Poster
in
Workshop: Reincarnating Reinforcement Learning
LIV: Language-Image Representations and Rewards for Robotic Control
Yecheng Jason Ma · Vikash Kumar · Amy Zhang · Osbert Bastani · Dinesh Jayaraman
Motivated by the growing research in natural language-based task interfaces for robotic tasks, we seek good vision-language representations specialized for control. We posit that such representations should: (1) align the two modalities to permit grounding language-based task specifications in visual state-based task rewards, (2) capture sequentiality and task-directed progress in conjunction with cross-modality alignment, and (3) permit extensive pre-training from large generic datasets as well as fine-tuning on small in-domain datasets.

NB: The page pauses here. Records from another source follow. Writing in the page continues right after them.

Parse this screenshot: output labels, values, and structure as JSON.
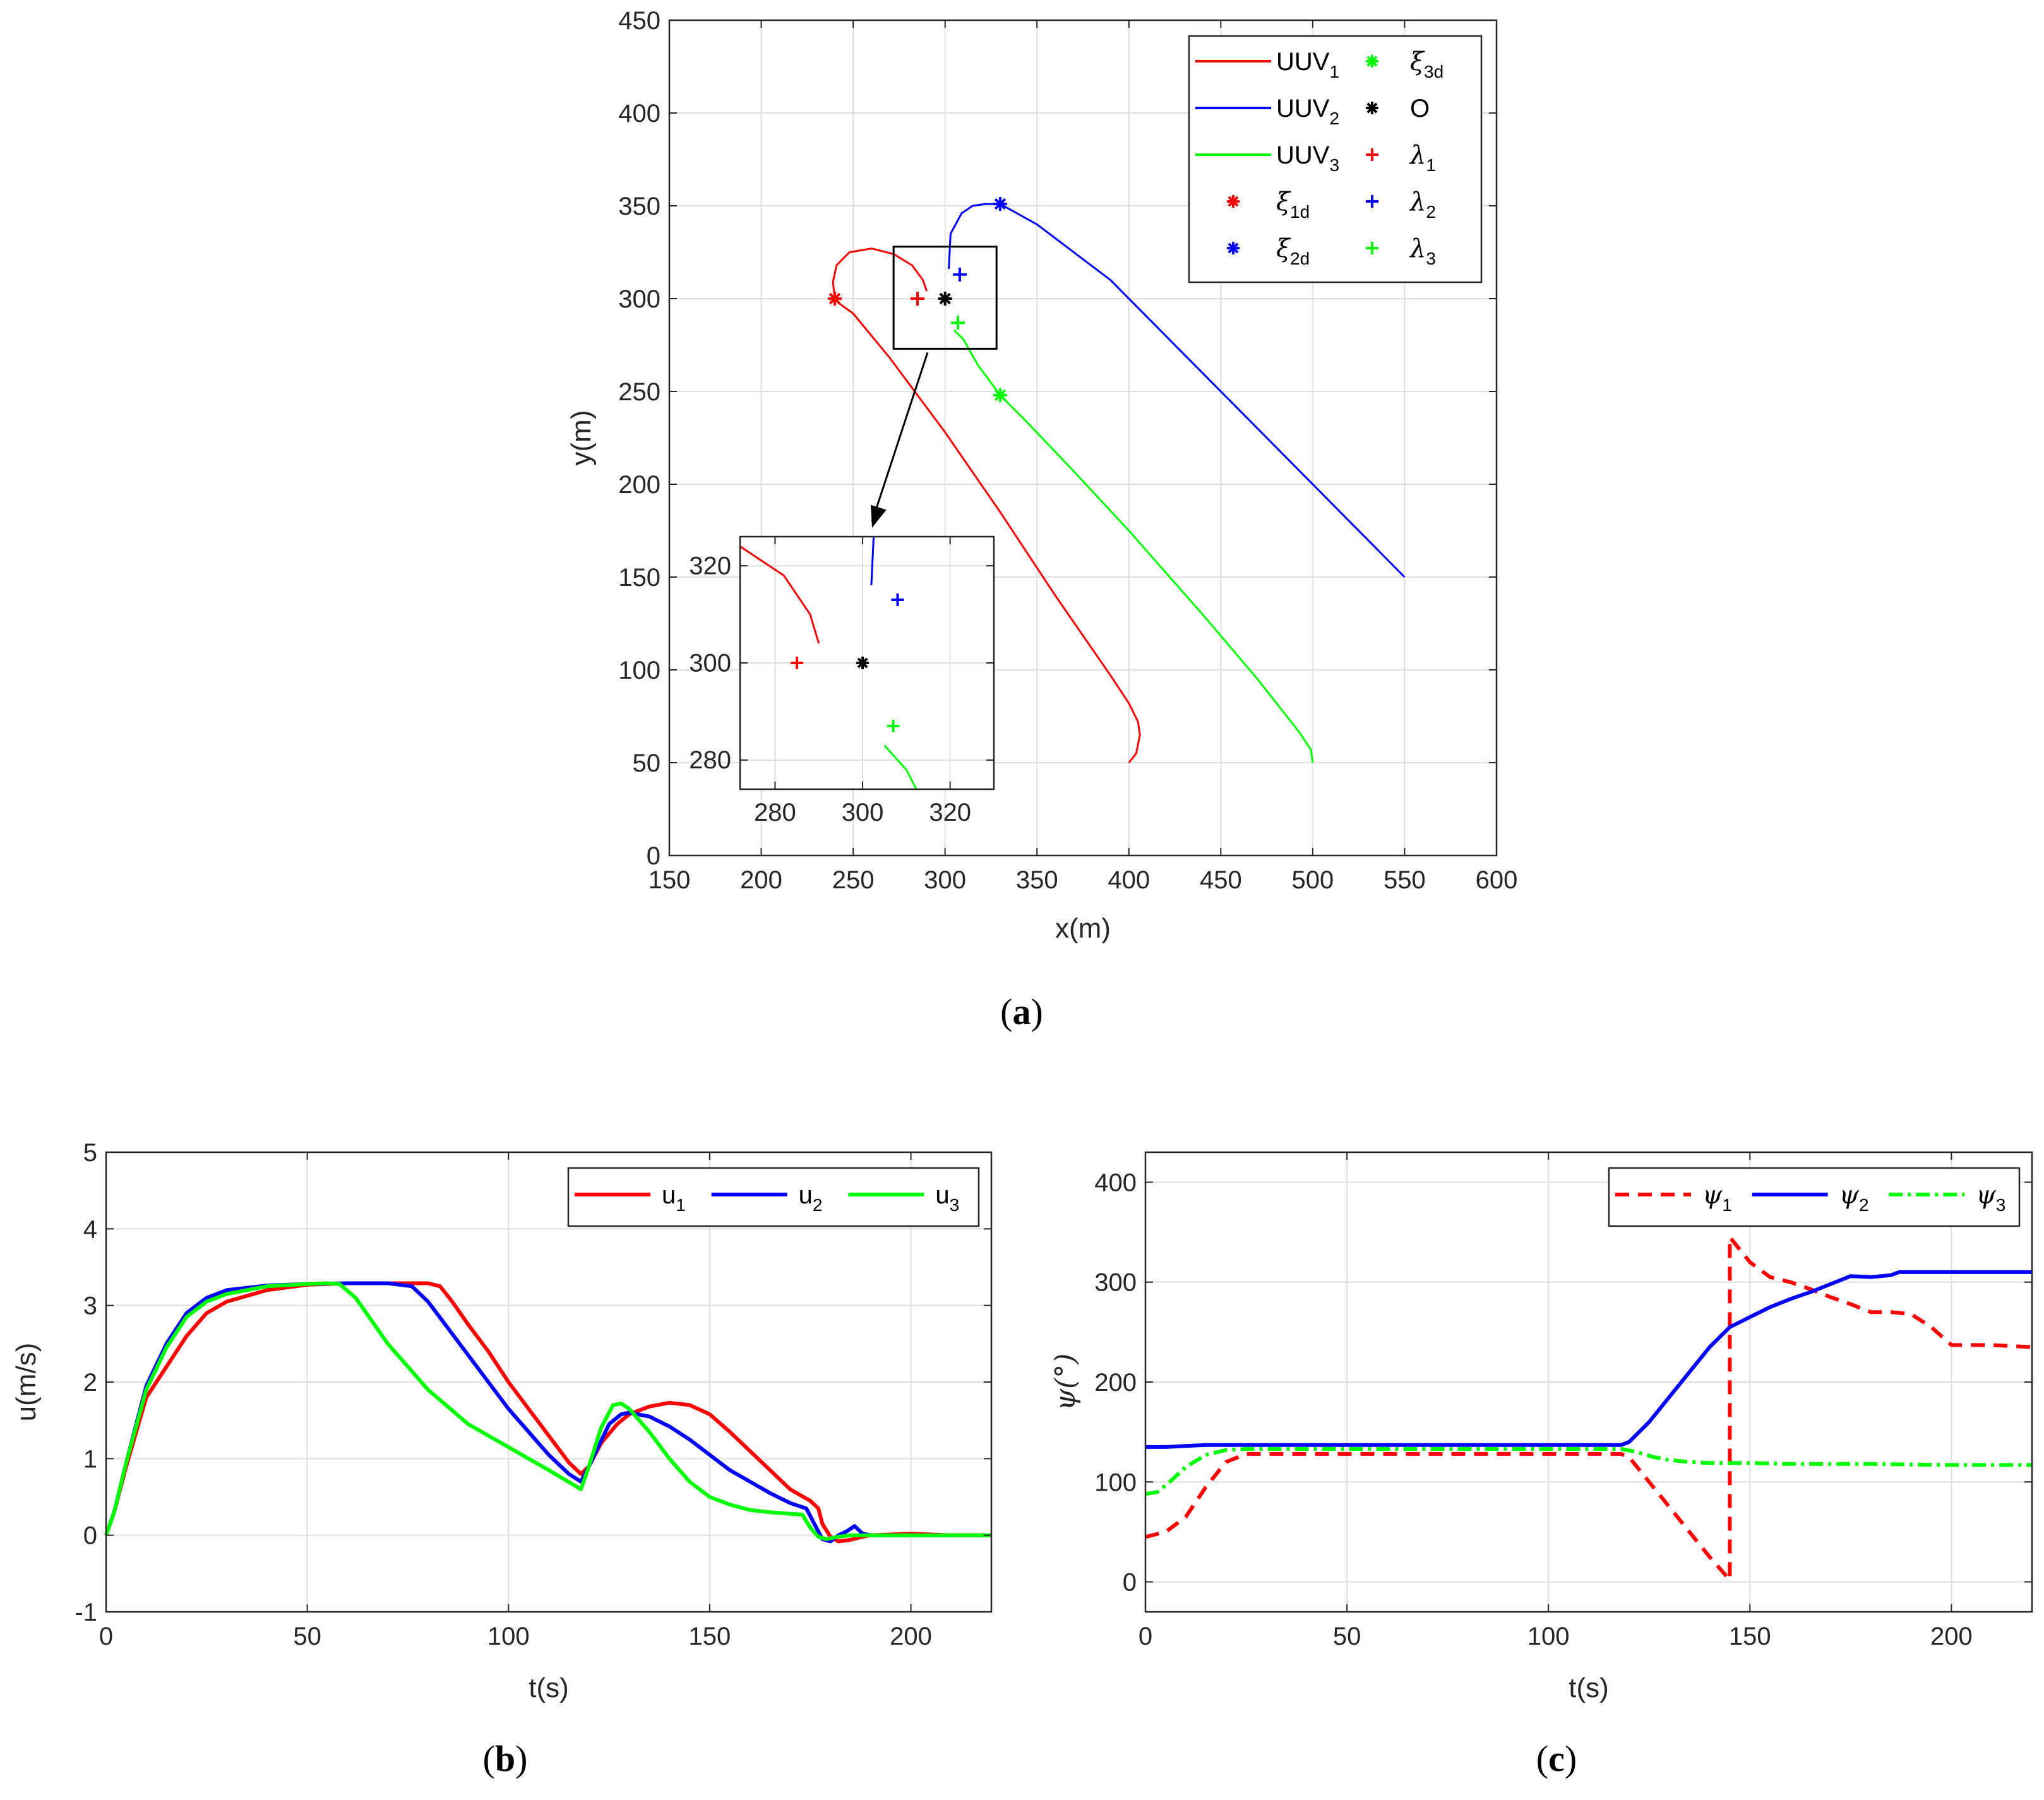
{
  "figure": {
    "captions": [
      "(a)",
      "(b)",
      "(c)"
    ]
  },
  "chart_data": [
    {
      "id": "a",
      "type": "line",
      "title": "",
      "xlabel": "x(m)",
      "ylabel": "y(m)",
      "xlim": [
        150,
        600
      ],
      "ylim": [
        0,
        450
      ],
      "xticks": [
        150,
        200,
        250,
        300,
        350,
        400,
        450,
        500,
        550,
        600
      ],
      "yticks": [
        0,
        50,
        100,
        150,
        200,
        250,
        300,
        350,
        400,
        450
      ],
      "grid": true,
      "legend_position": "top-right",
      "legend": [
        {
          "label": "UUV",
          "sub": "1",
          "color": "#ff0000",
          "kind": "line"
        },
        {
          "label": "UUV",
          "sub": "2",
          "color": "#0000ff",
          "kind": "line"
        },
        {
          "label": "UUV",
          "sub": "3",
          "color": "#00ff00",
          "kind": "line"
        },
        {
          "label": "ξ",
          "sub": "1d",
          "color": "#ff0000",
          "kind": "star"
        },
        {
          "label": "ξ",
          "sub": "2d",
          "color": "#0000ff",
          "kind": "star"
        },
        {
          "label": "ξ",
          "sub": "3d",
          "color": "#00ff00",
          "kind": "star"
        },
        {
          "label": "O",
          "sub": "",
          "color": "#000000",
          "kind": "star"
        },
        {
          "label": "λ",
          "sub": "1",
          "color": "#ff0000",
          "kind": "plus"
        },
        {
          "label": "λ",
          "sub": "2",
          "color": "#0000ff",
          "kind": "plus"
        },
        {
          "label": "λ",
          "sub": "3",
          "color": "#00ff00",
          "kind": "plus"
        }
      ],
      "series": [
        {
          "name": "UUV1",
          "color": "#ff0000",
          "x": [
            400,
            404,
            406,
            405,
            400,
            390,
            360,
            330,
            300,
            270,
            250,
            243,
            240,
            239,
            241,
            248,
            260,
            272,
            282,
            288,
            290
          ],
          "y": [
            50,
            55,
            65,
            72,
            82,
            97,
            140,
            185,
            228,
            268,
            292,
            297,
            300,
            309,
            318,
            325,
            327,
            324,
            318,
            310,
            304
          ]
        },
        {
          "name": "UUV2",
          "color": "#0000ff",
          "x": [
            550,
            510,
            470,
            430,
            390,
            350,
            330,
            322,
            315,
            309,
            303,
            302
          ],
          "y": [
            150,
            190,
            230,
            270,
            310,
            340,
            351,
            351,
            350,
            346,
            335,
            316
          ]
        },
        {
          "name": "UUV3",
          "color": "#00ff00",
          "x": [
            500,
            499,
            493,
            470,
            440,
            400,
            370,
            345,
            330,
            318,
            310,
            305
          ],
          "y": [
            50,
            57,
            66,
            95,
            130,
            175,
            207,
            233,
            248,
            264,
            278,
            283
          ]
        }
      ],
      "markers": [
        {
          "name": "xi1d",
          "x": 240,
          "y": 300,
          "color": "#ff0000",
          "kind": "star"
        },
        {
          "name": "xi2d",
          "x": 330,
          "y": 351,
          "color": "#0000ff",
          "kind": "star"
        },
        {
          "name": "xi3d",
          "x": 330,
          "y": 248,
          "color": "#00ff00",
          "kind": "star"
        },
        {
          "name": "O",
          "x": 300,
          "y": 300,
          "color": "#000000",
          "kind": "star"
        },
        {
          "name": "lambda1",
          "x": 285,
          "y": 300,
          "color": "#ff0000",
          "kind": "plus"
        },
        {
          "name": "lambda2",
          "x": 308,
          "y": 313,
          "color": "#0000ff",
          "kind": "plus"
        },
        {
          "name": "lambda3",
          "x": 307,
          "y": 287,
          "color": "#00ff00",
          "kind": "plus"
        }
      ],
      "zoom_region": {
        "xlim": [
          272,
          328
        ],
        "ylim": [
          273,
          328
        ]
      },
      "inset": {
        "xlim": [
          272,
          330
        ],
        "ylim": [
          274,
          326
        ],
        "xticks": [
          280,
          300,
          320
        ],
        "yticks": [
          280,
          300,
          320
        ]
      }
    },
    {
      "id": "b",
      "type": "line",
      "title": "",
      "xlabel": "t(s)",
      "ylabel": "u(m/s)",
      "xlim": [
        0,
        220
      ],
      "ylim": [
        -1,
        5
      ],
      "xticks": [
        0,
        50,
        100,
        150,
        200
      ],
      "yticks": [
        -1,
        0,
        1,
        2,
        3,
        4,
        5
      ],
      "grid": true,
      "legend_position": "top-right",
      "series": [
        {
          "name": "u",
          "sub": "1",
          "color": "#ff0000",
          "dash": "",
          "x": [
            0,
            2,
            5,
            10,
            15,
            20,
            25,
            30,
            40,
            50,
            60,
            70,
            80,
            83,
            86,
            90,
            95,
            100,
            105,
            110,
            115,
            118,
            120,
            123,
            127,
            130,
            135,
            140,
            145,
            150,
            155,
            160,
            165,
            170,
            175,
            177,
            178,
            180,
            182,
            185,
            188,
            190,
            200,
            210,
            220
          ],
          "y": [
            0,
            0.3,
            0.9,
            1.8,
            2.2,
            2.6,
            2.9,
            3.05,
            3.2,
            3.27,
            3.29,
            3.29,
            3.29,
            3.25,
            3.05,
            2.75,
            2.4,
            2.0,
            1.65,
            1.3,
            0.95,
            0.8,
            0.9,
            1.2,
            1.45,
            1.58,
            1.68,
            1.73,
            1.7,
            1.58,
            1.35,
            1.1,
            0.85,
            0.6,
            0.45,
            0.35,
            0.15,
            -0.02,
            -0.08,
            -0.06,
            -0.02,
            0.0,
            0.02,
            0.0,
            0.0
          ]
        },
        {
          "name": "u",
          "sub": "2",
          "color": "#0000ff",
          "dash": "",
          "x": [
            0,
            2,
            5,
            10,
            15,
            20,
            25,
            30,
            40,
            50,
            60,
            70,
            76,
            80,
            85,
            90,
            95,
            100,
            105,
            110,
            115,
            118,
            120,
            125,
            128,
            130,
            135,
            140,
            145,
            150,
            155,
            160,
            165,
            170,
            174,
            176,
            178,
            180,
            182,
            184,
            186,
            188,
            190,
            200,
            210,
            220
          ],
          "y": [
            0,
            0.3,
            0.95,
            1.95,
            2.5,
            2.9,
            3.1,
            3.2,
            3.26,
            3.28,
            3.29,
            3.29,
            3.25,
            3.05,
            2.7,
            2.35,
            2.0,
            1.65,
            1.35,
            1.05,
            0.8,
            0.7,
            0.9,
            1.45,
            1.58,
            1.6,
            1.55,
            1.42,
            1.25,
            1.05,
            0.85,
            0.7,
            0.55,
            0.42,
            0.35,
            0.15,
            -0.05,
            -0.08,
            0.0,
            0.05,
            0.12,
            0.02,
            0.0,
            0.0,
            0.0,
            0.0
          ]
        },
        {
          "name": "u",
          "sub": "3",
          "color": "#00ff00",
          "dash": "",
          "x": [
            0,
            2,
            5,
            10,
            15,
            20,
            25,
            30,
            40,
            50,
            55,
            58,
            62,
            66,
            70,
            75,
            80,
            90,
            100,
            110,
            118,
            120,
            123,
            126,
            128,
            130,
            135,
            140,
            145,
            150,
            155,
            160,
            165,
            170,
            173,
            175,
            177,
            179,
            182,
            185,
            190,
            200,
            210,
            220
          ],
          "y": [
            0,
            0.3,
            0.95,
            1.9,
            2.45,
            2.85,
            3.05,
            3.15,
            3.25,
            3.28,
            3.29,
            3.28,
            3.1,
            2.8,
            2.5,
            2.2,
            1.9,
            1.45,
            1.15,
            0.85,
            0.6,
            0.9,
            1.4,
            1.7,
            1.72,
            1.65,
            1.35,
            1.0,
            0.7,
            0.5,
            0.4,
            0.33,
            0.3,
            0.28,
            0.27,
            0.1,
            -0.02,
            -0.05,
            -0.02,
            0.0,
            0.0,
            0.0,
            0.0,
            0.0
          ]
        }
      ]
    },
    {
      "id": "c",
      "type": "line",
      "title": "",
      "xlabel": "t(s)",
      "ylabel": "ψ(°)",
      "xlim": [
        0,
        220
      ],
      "ylim": [
        -30,
        430
      ],
      "xticks": [
        0,
        50,
        100,
        150,
        200
      ],
      "yticks": [
        0,
        100,
        200,
        300,
        400
      ],
      "grid": true,
      "legend_position": "top-right",
      "series": [
        {
          "name": "ψ",
          "sub": "1",
          "color": "#ff0000",
          "dash": "22,14",
          "x": [
            0,
            5,
            10,
            15,
            20,
            25,
            50,
            100,
            118,
            120,
            125,
            130,
            135,
            140,
            145,
            145,
            150,
            155,
            160,
            165,
            170,
            175,
            180,
            185,
            190,
            195,
            200,
            210,
            220
          ],
          "y": [
            45,
            50,
            65,
            95,
            120,
            128,
            128,
            128,
            128,
            125,
            100,
            75,
            50,
            25,
            2,
            345,
            320,
            305,
            300,
            293,
            285,
            278,
            270,
            270,
            268,
            255,
            237,
            237,
            235
          ]
        },
        {
          "name": "ψ",
          "sub": "2",
          "color": "#0000ff",
          "dash": "",
          "x": [
            0,
            5,
            10,
            15,
            20,
            25,
            50,
            100,
            118,
            120,
            125,
            130,
            135,
            140,
            145,
            150,
            155,
            160,
            165,
            170,
            175,
            180,
            185,
            187,
            190,
            200,
            210,
            220
          ],
          "y": [
            135,
            135,
            136,
            137,
            137,
            137,
            137,
            137,
            137,
            140,
            160,
            185,
            210,
            235,
            255,
            265,
            275,
            283,
            290,
            298,
            306,
            305,
            307,
            310,
            310,
            310,
            310,
            310
          ]
        },
        {
          "name": "ψ",
          "sub": "3",
          "color": "#00ff00",
          "dash": "22,8,5,8",
          "x": [
            0,
            3,
            6,
            10,
            15,
            20,
            25,
            50,
            100,
            118,
            122,
            126,
            130,
            135,
            140,
            150,
            160,
            170,
            180,
            200,
            220
          ],
          "y": [
            88,
            90,
            100,
            115,
            127,
            132,
            133,
            133,
            133,
            133,
            130,
            125,
            122,
            120,
            119,
            119,
            118,
            118,
            118,
            117,
            117
          ]
        }
      ]
    }
  ]
}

We achieve these desiderata through Language-Image Value learning (LIV), a unified objective for vision-language representation and reward learning from action-free videos with text annotations. We use LIV to pre-train the first control-centric vision-language representation from large human video datasets such as EpicKitchen with no action information. Then, with access to target domain data, the very same objective consistently improves this pre-trained LIV model as well as other pre-existing vision-language representations for language-conditioned control. On two simulated robot domains that evaluate vision-language representations and rewards, LIV pre-trained and fine-tuned models consistently outperform the best prior approaches, establishing the advantages of joint vision-language representation and reward learning within its unified, compact framework.